A primeira provocação ele agüentou calado. Na  verdade, gritou esperneou. Mas todos os bebês fazem assim, mesmo os que nascem em maternidade, ajudados por especialistas.  E não como ele, numa toca, aparado só pelo chão. A segunda provocação foi à alimentação que lhe deram, depois do leite da mãe. Uma porcaria. Não reclamou porque não era disso. Outra provocação foi perder a metade dos seus dez irmãos, por doença e falta  de atendimento. Não gostou nada daquilo. Mas ficou firme. Era de boa paz. Foram  lhe provocando por toda a vida. Não pode ir a escola porque tinha que ajudar na roça. Tudo bem, gostava da roça. Mas aí lhe tiraram a roça. Na cidade, para aonde teve que ir com a família, era provocação de tudo que era lado. Resistiu a todas. Morar em barraco. Depois perder o barraco, que estava onde não podia estar. Ir para um barraco pior. Ficou firme. Queria um emprego, só conseguiu um subemprego. Queria casar, conseguiu uma submulher. Tiveram subfilhos. Subnutridos. Para conseguir ajuda, só entrando em fila. E a ajuda não ajudava. Estavam lhe provocando. Gostava da roça. O negócio dele era a roça. Queria voltar pra roça. Ouvira falar de uma tal reforma agrária. Não sabia bem o que era.   Parece que a idéia era lhe dar  uma terrinha. Se não era outra provocação, era uma boa. Terra era o que não faltava. Passou  anos ouvindo falar em reforma agrária. Em voltar à terra. Em ter a terra que nunca tivera. Amanhã. No próximo ano. No próximo governo. Concluiu que era provocação. Mais uma. Finalmente ouviu dizer que desta vez a reforma  agrária vinha mesmo. Para valer. Garantida. Se animou. Se mobilizou. Pegou a enxada e  foi brigar pelo que pudesse conseguir. Estava disposto a aceitar qualquer coisa. Só não estava mais disposto a aceitar provocação. Aí ouviu que a reforma agrária  não era bem assim. Talvez amanhã. Talvez no próximo ano... Então protestou. Na décima milésima  provocação, reagiu. E ouviu espantado, as pessoas dizerem, horrorizadas com ele: -Violência, não! (VERISSIMO,1999, p. 51)

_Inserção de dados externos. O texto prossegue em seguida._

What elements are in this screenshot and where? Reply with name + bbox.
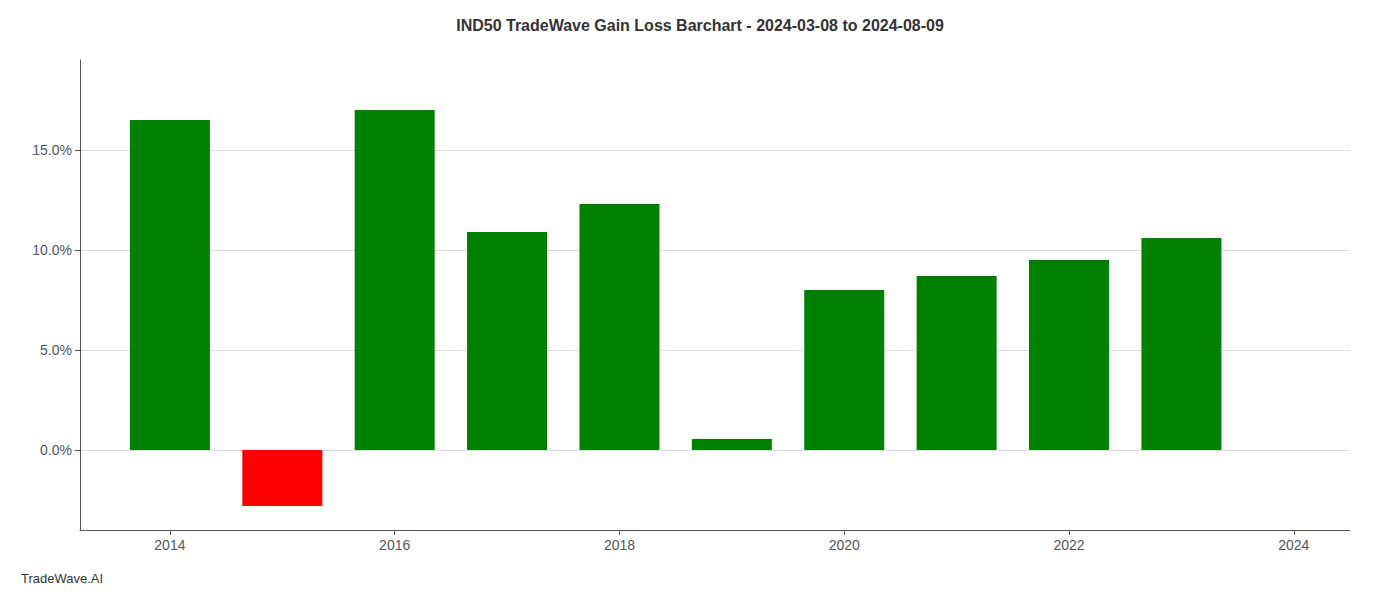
svg-text:2020: 2020 [829,537,860,553]
svg-text:2022: 2022 [1053,537,1084,553]
svg-text:15.0%: 15.0% [32,142,72,158]
svg-text:2014: 2014 [154,537,185,553]
svg-text:2016: 2016 [379,537,410,553]
svg-text:IND50 TradeWave Gain Loss Barc: IND50 TradeWave Gain Loss Barchart - 202… [456,17,944,34]
svg-text:2024: 2024 [1278,537,1309,553]
svg-text:5.0%: 5.0% [40,342,72,358]
svg-text:TradeWave.AI: TradeWave.AI [21,571,103,586]
svg-text:0.0%: 0.0% [40,442,72,458]
svg-text:10.0%: 10.0% [32,242,72,258]
svg-text:2018: 2018 [604,537,635,553]
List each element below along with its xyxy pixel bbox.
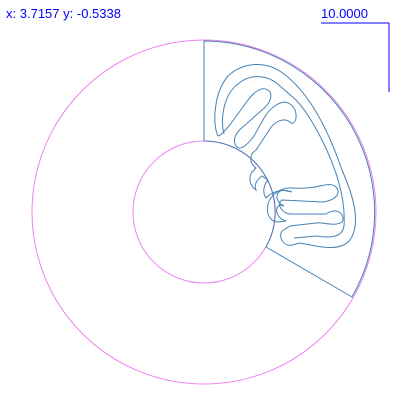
y-value: -0.5338	[76, 6, 121, 21]
x-label: x:	[6, 6, 17, 21]
sector-outline[interactable]	[203, 40, 376, 298]
inner-boundary-circle[interactable]	[132, 140, 276, 284]
cursor-coordinate-readout: x: 3.7157 y: -0.5338	[6, 6, 121, 21]
y-label: y:	[63, 6, 74, 21]
x-value: 3.7157	[19, 6, 60, 21]
serpentine-channel-inner[interactable]	[222, 76, 345, 239]
outer-boundary-circle[interactable]	[31, 39, 377, 385]
scale-bar-label: 10.0000	[321, 6, 368, 21]
serpentine-channel[interactable]	[214, 63, 356, 248]
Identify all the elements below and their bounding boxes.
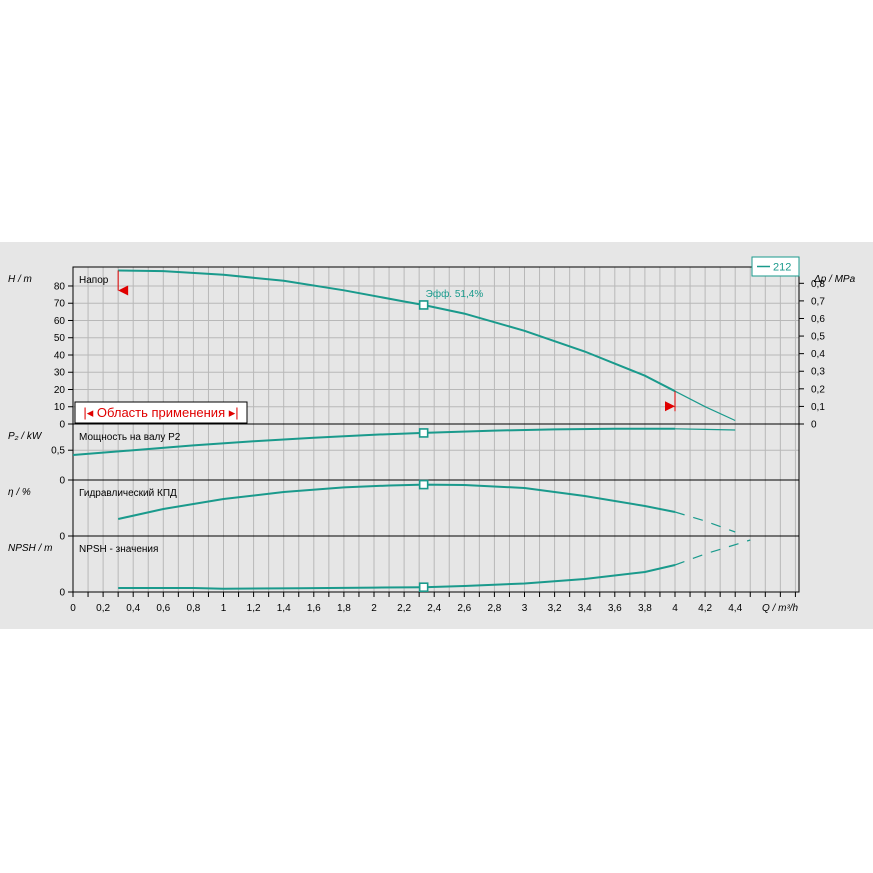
y-tick-label: 0 <box>59 532 65 543</box>
y2-tick-label: 0,7 <box>811 296 825 307</box>
y2-tick-label: 0,2 <box>811 384 825 395</box>
plot-frame <box>72 266 800 593</box>
curve-head-thin <box>674 390 736 422</box>
curve-efficiency-solid <box>117 483 676 520</box>
curve-npsh-dashed <box>674 539 751 566</box>
y-tick-label: 60 <box>54 316 66 327</box>
x-tick-label: 1,6 <box>307 603 321 614</box>
duty-point-marker-head <box>418 300 429 310</box>
curve-head-solid <box>118 269 676 393</box>
panel-title: Мощность на валу P2 <box>79 432 181 443</box>
legend-entry: 212 <box>773 262 791 274</box>
y-tick-label: 0 <box>59 476 65 487</box>
x-axis-label: Q / m³/h <box>762 603 799 614</box>
range-max-marker <box>665 401 675 412</box>
x-tick-label: 2,6 <box>457 603 471 614</box>
efficiency-annotation: Эфф. 51,4% <box>426 288 484 300</box>
x-tick-label: 2,2 <box>397 603 411 614</box>
x-tick-label: 0,8 <box>186 603 200 614</box>
y2-tick-label: 0,8 <box>811 279 825 290</box>
duty-point-marker-npsh <box>418 582 429 593</box>
panel-frames <box>72 266 800 593</box>
y-axis-label: P₂ / kW <box>8 431 43 442</box>
x-tick-label: 4,2 <box>698 603 712 614</box>
y-axis-label: η / % <box>8 487 31 498</box>
x-tick-label: 0,6 <box>156 603 170 614</box>
panel-title: Гидравлический КПД <box>79 488 177 499</box>
y-axis-label: NPSH / m <box>8 543 52 554</box>
y-tick-label: 0,5 <box>51 446 65 457</box>
range-label: |◂ Область применения ▸| <box>83 405 238 420</box>
y2-axis-label: Δp / MPa <box>813 274 856 285</box>
x-tick-label: 2,4 <box>427 603 441 614</box>
y-tick-label: 30 <box>54 368 66 379</box>
y2-tick-label: 0,1 <box>811 402 825 413</box>
y2-tick-label: 0,6 <box>811 314 825 325</box>
range-label-box <box>74 401 248 424</box>
x-tick-label: 4,4 <box>728 603 742 614</box>
x-tick-label: 0,4 <box>126 603 140 614</box>
y2-tick-label: 0,5 <box>811 332 825 343</box>
range-min-marker <box>118 285 129 296</box>
y-tick-label: 10 <box>54 402 66 413</box>
x-tick-label: 2,8 <box>487 603 501 614</box>
x-tick-label: 4 <box>672 603 678 614</box>
duty-point-marker-power <box>418 428 429 438</box>
grid-layer <box>72 267 799 592</box>
y-tick-label: 0 <box>59 588 65 599</box>
legend-box <box>751 256 800 277</box>
pump-curve-chart: 0 10 20 30 40 50 60 70 80 H / m Напор 0 0,1 0,2 0,3 0,4… <box>0 242 873 629</box>
x-tick-label: 1,8 <box>337 603 351 614</box>
x-tick-label: 3 <box>522 603 528 614</box>
y-tick-label: 50 <box>54 333 66 344</box>
x-tick-label: 2 <box>371 603 377 614</box>
x-tick-label: 3,8 <box>638 603 652 614</box>
duty-point-marker-efficiency <box>418 479 429 490</box>
y-tick-label: 70 <box>54 299 66 310</box>
x-tick-label: 1 <box>221 603 227 614</box>
panel-title: Напор <box>79 275 109 286</box>
curve-npsh-solid <box>118 564 676 590</box>
y-tick-label: 20 <box>54 385 66 396</box>
curve-layer <box>72 269 751 593</box>
y-tick-label: 80 <box>54 281 66 292</box>
y-axis-label: H / m <box>8 274 32 285</box>
panel-title: NPSH - значения <box>79 544 158 555</box>
curve-power-solid <box>72 427 675 456</box>
x-tick-label: 3,4 <box>578 603 592 614</box>
y-tick-label: 0 <box>59 420 65 431</box>
annotation-layer: Эфф. 51,4% |◂ Область применения ▸| 212 <box>74 256 800 424</box>
x-tick-label: 1,4 <box>277 603 291 614</box>
x-tick-label: 3,2 <box>548 603 562 614</box>
y2-tick-label: 0,4 <box>811 349 825 360</box>
x-tick-label: 3,6 <box>608 603 622 614</box>
x-tick-label: 1,2 <box>247 603 261 614</box>
x-tick-label: 0,2 <box>96 603 110 614</box>
curve-power-thin <box>674 428 736 431</box>
y2-tick-label: 0 <box>811 420 817 431</box>
y2-tick-label: 0,3 <box>811 367 825 378</box>
x-tick-label: 0 <box>70 603 76 614</box>
y-tick-label: 40 <box>54 350 66 361</box>
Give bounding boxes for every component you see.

         Numa primeira leitura, é possível constatar que são denunciados problemas crônicos da vida social brasileira tais como: o êxodo rural, o descaso com a saúde da população de baixa renda, a falta de emprego digno, o movimento cíclico da pobreza no Brasil evidenciados nas palavras “subemprego,submulher, subfilhos, subnutridos”, entre outros. Nesta crônica, o narrador apresenta a condição e as experiências vivenciadas por um terceiro, não a sua. Este é um personagem anônimo pertencente a uma determinada classe social brasileira e, assim como muitos, sobrevive com os restos que lhe é jogado.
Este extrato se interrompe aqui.